This item was found on site during the restoration of New Lanark that began in the late 1970s. In comparing the design of bottles over the years it appears as though the date of the bottle is sometime during the late 1940s. The shape of the bottle was designed in the form of “BA BRU” who was featured in the long running cartoon strip that advertised the product, which began in 1930 until the early 1970s. Ba-Bru was inspired by the character of “Sabu” in Rudyard Kipling’s book “Sab: The Elephant Boy”.
During the 1830s, Robert Barr started a family business of cork cutting in Falkirk. In 1857, Robert’s son, Robert decided to start selling aerated waters (soft drinks) out of Glasgow. During the nineteenth century, Scotland had problems with poor sanitation due to the industrial revolution. As a result, soft drinks became popular as they were guaranteed to be a safe, quality drink for people.
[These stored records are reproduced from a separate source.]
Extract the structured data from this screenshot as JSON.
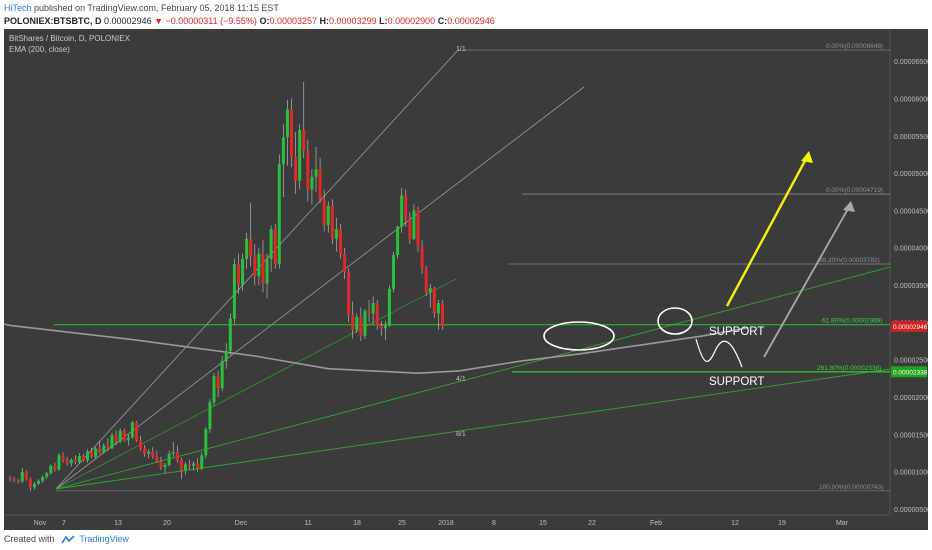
{
  "header": {
    "author": "HiTech",
    "published": "published on TradingView.com, February 05, 2018 11:15 EST",
    "symbol": "POLONIEX:BTSBTC, D",
    "last": "0.00002946",
    "change": "▼ −0.00000311 (−9.55%)",
    "o_label": "O:",
    "o": "0.00003257",
    "h_label": "H:",
    "h": "0.00003299",
    "l_label": "L:",
    "l": "0.00002900",
    "c_label": "C:",
    "c": "0.00002946"
  },
  "legend": {
    "title": "BitShares / Bitcoin, D, POLONIEX",
    "indicator": "EMA (200, close)"
  },
  "colors": {
    "background": "#3b3b3b",
    "up": "#27c23a",
    "down": "#e02929",
    "ema": "#9a9a9a",
    "fib_green": "#2ea82e",
    "arrow_yellow": "#f2f20a",
    "arrow_gray": "#a9a9a9",
    "price_tag": "#d32020",
    "support_tag": "#22a422"
  },
  "chart_data": {
    "type": "candlestick",
    "title": "BitShares / Bitcoin, D, POLONIEX",
    "x_ticks": [
      "Nov",
      "7",
      "13",
      "20",
      "Dec",
      "11",
      "18",
      "25",
      "2018",
      "8",
      "15",
      "22",
      "Feb",
      "12",
      "19",
      "Mar"
    ],
    "y_ticks": [
      "0.00000500",
      "0.00001000",
      "0.00001500",
      "0.00002000",
      "0.00002500",
      "0.00003000",
      "0.00003500",
      "0.00004000",
      "0.00004500",
      "0.00005000",
      "0.00005500",
      "0.00006000",
      "0.00006500"
    ],
    "ylim": [
      4.2e-06,
      6.93e-05
    ],
    "grid": false,
    "last_price_label": "0.00002946",
    "support_price_label": "0.00002338",
    "indicator": "EMA (200, close)",
    "candles": [
      [
        9.1e-06,
        9.4e-06,
        8.7e-06,
        9e-06
      ],
      [
        9e-06,
        9.3e-06,
        8.6e-06,
        8.8e-06
      ],
      [
        8.8e-06,
        9e-06,
        8.4e-06,
        8.7e-06
      ],
      [
        8.7e-06,
        1.05e-05,
        8.5e-06,
        1e-05
      ],
      [
        1e-05,
        1.02e-05,
        8.8e-06,
        9e-06
      ],
      [
        9e-06,
        9.2e-06,
        7.4e-06,
        7.9e-06
      ],
      [
        7.9e-06,
        8.6e-06,
        7.6e-06,
        8.4e-06
      ],
      [
        8.4e-06,
        9e-06,
        8.2e-06,
        8.8e-06
      ],
      [
        8.8e-06,
        9.5e-06,
        8.5e-06,
        9.3e-06
      ],
      [
        9.3e-06,
        1e-05,
        9e-06,
        9.8e-06
      ],
      [
        9.8e-06,
        1.1e-05,
        9.6e-06,
        1.08e-05
      ],
      [
        1.08e-05,
        1.12e-05,
        1e-05,
        1.03e-05
      ],
      [
        1.03e-05,
        1.25e-05,
        1.01e-05,
        1.22e-05
      ],
      [
        1.22e-05,
        1.26e-05,
        1.12e-05,
        1.15e-05
      ],
      [
        1.15e-05,
        1.2e-05,
        1.08e-05,
        1.11e-05
      ],
      [
        1.11e-05,
        1.18e-05,
        1.07e-05,
        1.16e-05
      ],
      [
        1.16e-05,
        1.22e-05,
        1.1e-05,
        1.13e-05
      ],
      [
        1.13e-05,
        1.25e-05,
        1.11e-05,
        1.21e-05
      ],
      [
        1.21e-05,
        1.24e-05,
        1.13e-05,
        1.15e-05
      ],
      [
        1.15e-05,
        1.3e-05,
        1.12e-05,
        1.27e-05
      ],
      [
        1.27e-05,
        1.32e-05,
        1.18e-05,
        1.2e-05
      ],
      [
        1.2e-05,
        1.33e-05,
        1.18e-05,
        1.31e-05
      ],
      [
        1.31e-05,
        1.4e-05,
        1.24e-05,
        1.26e-05
      ],
      [
        1.26e-05,
        1.38e-05,
        1.24e-05,
        1.35e-05
      ],
      [
        1.35e-05,
        1.45e-05,
        1.28e-05,
        1.31e-05
      ],
      [
        1.31e-05,
        1.52e-05,
        1.3e-05,
        1.49e-05
      ],
      [
        1.49e-05,
        1.55e-05,
        1.36e-05,
        1.4e-05
      ],
      [
        1.4e-05,
        1.58e-05,
        1.38e-05,
        1.55e-05
      ],
      [
        1.55e-05,
        1.58e-05,
        1.4e-05,
        1.42e-05
      ],
      [
        1.42e-05,
        1.5e-05,
        1.35e-05,
        1.46e-05
      ],
      [
        1.46e-05,
        1.68e-05,
        1.44e-05,
        1.66e-05
      ],
      [
        1.66e-05,
        1.68e-05,
        1.4e-05,
        1.42e-05
      ],
      [
        1.42e-05,
        1.48e-05,
        1.28e-05,
        1.31e-05
      ],
      [
        1.31e-05,
        1.36e-05,
        1.2e-05,
        1.24e-05
      ],
      [
        1.24e-05,
        1.3e-05,
        1.18e-05,
        1.27e-05
      ],
      [
        1.27e-05,
        1.33e-05,
        1.17e-05,
        1.2e-05
      ],
      [
        1.2e-05,
        1.28e-05,
        1.12e-05,
        1.14e-05
      ],
      [
        1.14e-05,
        1.2e-05,
        1.02e-05,
        1.06e-05
      ],
      [
        1.06e-05,
        1.12e-05,
        9.8e-06,
        1.09e-05
      ],
      [
        1.09e-05,
        1.28e-05,
        1.07e-05,
        1.24e-05
      ],
      [
        1.24e-05,
        1.4e-05,
        1.2e-05,
        1.26e-05
      ],
      [
        1.26e-05,
        1.35e-05,
        1.12e-05,
        1.16e-05
      ],
      [
        1.16e-05,
        1.19e-05,
        9e-06,
        1.01e-05
      ],
      [
        1.01e-05,
        1.13e-05,
        9.6e-06,
        1.1e-05
      ],
      [
        1.1e-05,
        1.16e-05,
        1.03e-05,
        1.08e-05
      ],
      [
        1.08e-05,
        1.14e-05,
        1.02e-05,
        1.11e-05
      ],
      [
        1.11e-05,
        1.18e-05,
        1e-05,
        1.04e-05
      ],
      [
        1.04e-05,
        1.26e-05,
        1.02e-05,
        1.22e-05
      ],
      [
        1.22e-05,
        1.6e-05,
        1.18e-05,
        1.57e-05
      ],
      [
        1.57e-05,
        1.97e-05,
        1.52e-05,
        1.93e-05
      ],
      [
        1.93e-05,
        2.32e-05,
        1.88e-05,
        2.28e-05
      ],
      [
        2.28e-05,
        2.35e-05,
        2e-05,
        2.12e-05
      ],
      [
        2.12e-05,
        2.55e-05,
        2.08e-05,
        2.48e-05
      ],
      [
        2.48e-05,
        2.72e-05,
        2.38e-05,
        2.62e-05
      ],
      [
        2.62e-05,
        3.12e-05,
        2.56e-05,
        3.05e-05
      ],
      [
        3.05e-05,
        3.85e-05,
        2.98e-05,
        3.78e-05
      ],
      [
        3.78e-05,
        3.92e-05,
        3.38e-05,
        3.5e-05
      ],
      [
        3.5e-05,
        3.92e-05,
        3.42e-05,
        3.85e-05
      ],
      [
        3.85e-05,
        4.2e-05,
        3.72e-05,
        4.12e-05
      ],
      [
        4.12e-05,
        4.6e-05,
        3.75e-05,
        3.88e-05
      ],
      [
        3.88e-05,
        4.05e-05,
        3.5e-05,
        3.62e-05
      ],
      [
        3.62e-05,
        4e-05,
        3.5e-05,
        3.92e-05
      ],
      [
        3.92e-05,
        4.1e-05,
        3.4e-05,
        3.52e-05
      ],
      [
        3.52e-05,
        3.92e-05,
        3.32e-05,
        3.85e-05
      ],
      [
        3.85e-05,
        4.3e-05,
        3.68e-05,
        4.25e-05
      ],
      [
        4.25e-05,
        4.32e-05,
        3.72e-05,
        3.78e-05
      ],
      [
        3.78e-05,
        5.25e-05,
        3.72e-05,
        5.12e-05
      ],
      [
        5.12e-05,
        5.65e-05,
        4.68e-05,
        5.48e-05
      ],
      [
        5.48e-05,
        5.98e-05,
        5.1e-05,
        5.85e-05
      ],
      [
        5.85e-05,
        6e-05,
        5.08e-05,
        5.22e-05
      ],
      [
        5.22e-05,
        5.55e-05,
        4.72e-05,
        4.9e-05
      ],
      [
        4.9e-05,
        5.65e-05,
        4.78e-05,
        5.58e-05
      ],
      [
        5.58e-05,
        6.22e-05,
        5.2e-05,
        5.3e-05
      ],
      [
        5.3e-05,
        5.45e-05,
        4.62e-05,
        4.78e-05
      ],
      [
        4.78e-05,
        5.05e-05,
        4.58e-05,
        4.95e-05
      ],
      [
        4.95e-05,
        5.35e-05,
        4.75e-05,
        5.05e-05
      ],
      [
        5.05e-05,
        5.2e-05,
        4.6e-05,
        4.65e-05
      ],
      [
        4.65e-05,
        4.78e-05,
        4.22e-05,
        4.3e-05
      ],
      [
        4.3e-05,
        4.62e-05,
        4.2e-05,
        4.56e-05
      ],
      [
        4.56e-05,
        4.65e-05,
        4.05e-05,
        4.12e-05
      ],
      [
        4.12e-05,
        4.4e-05,
        3.95e-05,
        4.25e-05
      ],
      [
        4.25e-05,
        4.32e-05,
        3.85e-05,
        3.92e-05
      ],
      [
        3.92e-05,
        4e-05,
        3.58e-05,
        3.68e-05
      ],
      [
        3.68e-05,
        3.72e-05,
        3e-05,
        3.1e-05
      ],
      [
        3.1e-05,
        3.28e-05,
        2.78e-05,
        2.9e-05
      ],
      [
        2.9e-05,
        3.12e-05,
        2.86e-05,
        3.07e-05
      ],
      [
        3.07e-05,
        3.2e-05,
        2.75e-05,
        2.82e-05
      ],
      [
        2.82e-05,
        3.18e-05,
        2.78e-05,
        3.15e-05
      ],
      [
        3.15e-05,
        3.3e-05,
        3e-05,
        3.12e-05
      ],
      [
        3.12e-05,
        3.35e-05,
        2.98e-05,
        3.26e-05
      ],
      [
        3.26e-05,
        3.3e-05,
        2.9e-05,
        2.96e-05
      ],
      [
        2.96e-05,
        3.02e-05,
        2.82e-05,
        2.92e-05
      ],
      [
        2.92e-05,
        3.02e-05,
        2.76e-05,
        2.96e-05
      ],
      [
        2.96e-05,
        3.5e-05,
        2.94e-05,
        3.45e-05
      ],
      [
        3.45e-05,
        3.95e-05,
        3.4e-05,
        3.9e-05
      ],
      [
        3.9e-05,
        4.3e-05,
        3.85e-05,
        4.28e-05
      ],
      [
        4.28e-05,
        4.8e-05,
        4.2e-05,
        4.7e-05
      ],
      [
        4.7e-05,
        4.78e-05,
        4.28e-05,
        4.38e-05
      ],
      [
        4.38e-05,
        4.48e-05,
        4.05e-05,
        4.12e-05
      ],
      [
        4.12e-05,
        4.58e-05,
        4.1e-05,
        4.5e-05
      ],
      [
        4.5e-05,
        4.55e-05,
        3.95e-05,
        4.02e-05
      ],
      [
        4.02e-05,
        4.1e-05,
        3.65e-05,
        3.72e-05
      ],
      [
        3.72e-05,
        3.76e-05,
        3.35e-05,
        3.4e-05
      ],
      [
        3.4e-05,
        3.52e-05,
        3.2e-05,
        3.46e-05
      ],
      [
        3.46e-05,
        3.48e-05,
        3.06e-05,
        3.12e-05
      ],
      [
        3.12e-05,
        3.3e-05,
        2.9e-05,
        3.26e-05
      ],
      [
        3.26e-05,
        3.3e-05,
        2.9e-05,
        2.95e-05
      ]
    ],
    "ema_200": [
      [
        0,
        2.96e-05
      ],
      [
        30,
        2.77e-05
      ],
      [
        60,
        2.55e-05
      ],
      [
        78,
        2.38e-05
      ],
      [
        100,
        2.32e-05
      ],
      [
        110,
        2.35e-05
      ],
      [
        125,
        2.48e-05
      ],
      [
        140,
        2.58e-05
      ],
      [
        155,
        2.7e-05
      ],
      [
        170,
        2.82e-05
      ],
      [
        181,
        2.93e-05
      ]
    ],
    "horizontal_levels": [
      {
        "label": "0.00%(0.00006648)",
        "value": 6.648e-05
      },
      {
        "label": "0.00%(0.00004719)",
        "value": 4.719e-05
      },
      {
        "label": "38.20%(0.00003782)",
        "value": 3.782e-05
      },
      {
        "label": "61.80%(0.00002969)",
        "value": 2.969e-05
      },
      {
        "label": "261.80%(0.00002338)",
        "value": 2.338e-05
      },
      {
        "label": "100.00%(0.00000743)",
        "value": 7.43e-06
      }
    ],
    "gann_labels": [
      "1/1",
      "4/1",
      "8/1"
    ],
    "annotations": [
      "SUPPORT",
      "SUPPORT"
    ]
  },
  "footer": {
    "created_with": "Created with",
    "brand": "TradingView"
  }
}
Iron Brew was officially launched in 1901 and featured Adam Brown on the design label, who was a famous highland athlete from Shotts. The production of Iron Brew stopped during the second war as it was not a designated “standard drink” and as a result of shortages of raw materials, production temporarily shut down. With their re-launch in 1947, the brand also changed their name due to emerging food labeling regulations enforced by the Government and since the beverage was neither brewed nor made of Iron, they changed their name to IRN BRU.
Today, Scotland remains one of the only countries where IRN BRU is more popular than Coca Cola.